Nas Veredas do Ser
Nas veredas que meu medo desenha,
não busquei.
Um muro, talvez mais sonho que pedra,
nos delata pelo olhar -
a face inquieta do desespero, desvelada.
Não lancei perguntas ao abismo,
perguntas sem vestes de signos,
que, na ausência de respostas,
ofereceriam o silêncio -
um suborno às fadigas da dúvida.
Não um salto no vazio,
mas a moldura para um retrato jamais pintado.

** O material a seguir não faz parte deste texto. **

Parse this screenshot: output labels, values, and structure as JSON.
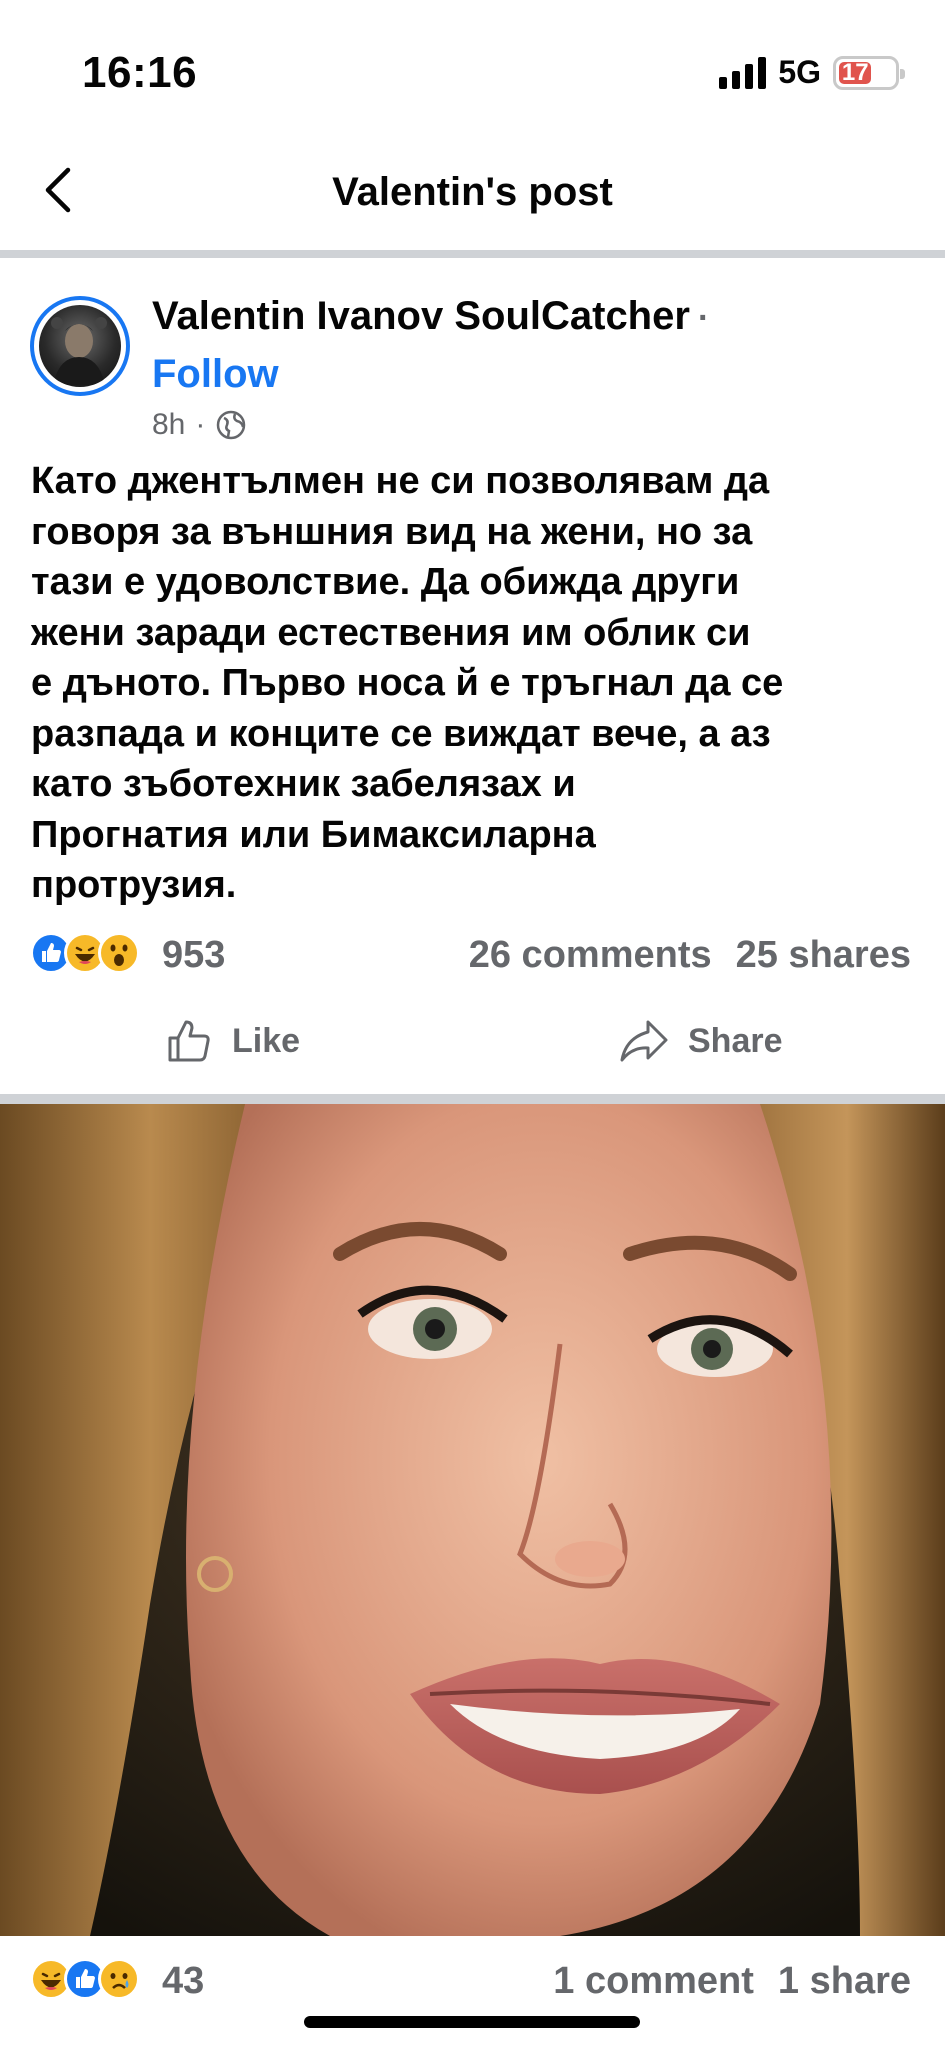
{
  "status_bar": {
    "time": "16:16",
    "network": "5G",
    "battery": "17",
    "battery_level_percent": 17,
    "battery_color": "#e0544d"
  },
  "nav": {
    "title": "Valentin's post",
    "back_icon": "chevron-left-icon"
  },
  "post": {
    "author": "Valentin Ivanov SoulCatcher",
    "separator": "·",
    "follow_label": "Follow",
    "time": "8h",
    "meta_separator": "·",
    "audience_icon": "globe-icon",
    "text": "Като джентълмен не си позволявам да\nговоря за външния вид на жени, но за\nтази е удоволствие. Да обижда други\nжени заради естествения им облик си\nе дъното. Първо носа й е тръгнал да се\nразпада и конците се виждат вече, а аз\nкато зъботехник забелязах и\nПрогнатия или Бимаксиларна\nпротрузия.",
    "reactions": [
      "like",
      "haha",
      "wow"
    ],
    "reaction_count": "953",
    "comments": "26 comments",
    "shares": "25 shares",
    "like_label": "Like",
    "share_label": "Share",
    "accent_color": "#1877f2"
  },
  "image": {
    "subject": "close-up photo of a woman with long light-brown hair, smiling"
  },
  "next_post": {
    "reactions": [
      "haha",
      "like",
      "sad"
    ],
    "reaction_count": "43",
    "comments": "1 comment",
    "shares": "1 share"
  }
}
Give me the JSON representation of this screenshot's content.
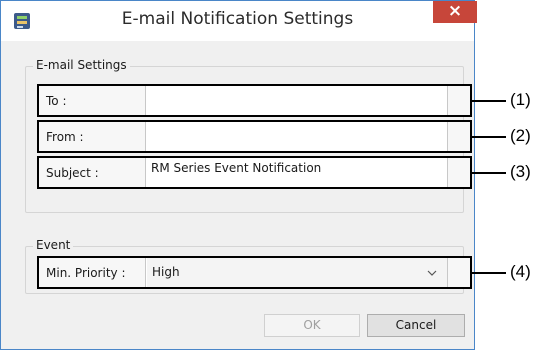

Não ousei cruzar o lago cujas águas, profundas,
estrangulam o corpo,
nem o reduzi a mera ilusão.
Evitei o cinismo de uma liberdade fingida,
preso a um enigma que veste a pele,
nos separando da beleza mais pura.
Mas, por um instante,
guiado mais pela inocência que pela intuição,
vislumbrei na sombra
a sua fatia mais luminosa.
Na praça que ainda me visita,
o rosto delicado e audacioso
daquela que, em um átimo,
se tornou a estrela solitária em meu céu -
iluminando, certificando
que ali, talvez, uma cidade poderia nascer,
uma ilha onde aprenderíamos a arte de viver.
Desfeito de ambição,
com o gosto da terra entre os lábios,
e o rosto molhado pela chuva,
recompondo-me não como alguém amado,
mas como o farol que guiou minha estrada
até desaguar neste sonho,
onde a palavra, ainda que ensanguentada,
é o maior tesouro.
A sombra de um desejo,
seus seios, suas coxas,
sua boca de signos
que me atam a uma galáxia,
oferecendo-se como luz e palavra.
E, embora o claustro aperte,
essa linha fibrosa acende a memória austera,
iluminando um passado até então oculto pela escuridão,
mas que agora alimenta meu ser.
Entre um gole e outro,
a vida se desdobra,
nos desbravando silenciosamente
para uma lucidez que, na penumbra,
define as formas extáticas da existência.